Head elders to step down at Harvest
Members of the executive committee of elders at Harvest Bible Chapel in Chicago announced Saturday they will resign in the coming months as the church attempts to recover from a leadership crisis that culminated with the firing of Senior Pastor James MacDonald last week. At weekend services, church elder Bill Sperling read a statement acknowledging “failures in direction, discipline, and response time.” The statement said MacDonald exhibited “a sinful pattern of inappropriate language, anger, and domineering behavior” that the elders should have addressed sooner and with greater public accountability.
The church fired MacDonald after a recording of him making vulgar and inflammatory remarks aired Tuesday on WLS in Chicago on a program hosted by Mancow Muller, who attends Harvest and was a close friend of MacDonald’s. In December, an investigative report in WORLD Magazine detailed financial mismanagement and a culture of deception and intimidation at the church. The elders announced in January that MacDonald was taking an indefinite sabbatical.
In the wake of MacDonald’s firing, the five-member executive committee of elders will step down as soon as a replacement committee can be put in place, according to the statement Sperling read. The executive committee, according to church bylaws, has sole responsibility for approving the annual budget and salaries for senior staff.

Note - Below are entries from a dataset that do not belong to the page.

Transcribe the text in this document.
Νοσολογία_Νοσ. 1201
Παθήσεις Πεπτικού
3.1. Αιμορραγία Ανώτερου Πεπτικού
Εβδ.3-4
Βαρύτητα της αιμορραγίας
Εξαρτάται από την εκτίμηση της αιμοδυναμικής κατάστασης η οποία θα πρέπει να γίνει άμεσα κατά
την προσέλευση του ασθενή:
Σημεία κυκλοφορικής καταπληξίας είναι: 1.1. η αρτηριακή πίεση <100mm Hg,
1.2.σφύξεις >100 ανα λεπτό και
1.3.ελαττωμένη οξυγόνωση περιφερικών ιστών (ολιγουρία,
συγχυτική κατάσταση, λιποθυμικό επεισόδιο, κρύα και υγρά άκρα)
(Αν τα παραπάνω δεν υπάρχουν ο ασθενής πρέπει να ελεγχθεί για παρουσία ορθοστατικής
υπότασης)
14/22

The elders also announced this weekend the formation of a team of congregants, staff, outside professionals, and elders called Harvest 2020 that will review the church’s leadership structure in the coming months. Harvest member Rick Korte, CEO of a Chicago-area industrial corporation, will lead the team on a volunteer basis.
Additionally, Harvest plans to return its campus in Naples, Fla., to local control and to halt the establishment of a new campus in Hinsdale, Ill. Before his termination was announced last week, MacDonald had planned to preach at the Naples campus during his sabbatical—a decision local Pastor John Secrest objected to before being fired. And, according to the statement, Harvest plans to announce changes soon to the composition of its elder board: “We recognize now that the large size of our elder board of over 30 men has made it difficult to make decisions during times of adversity.”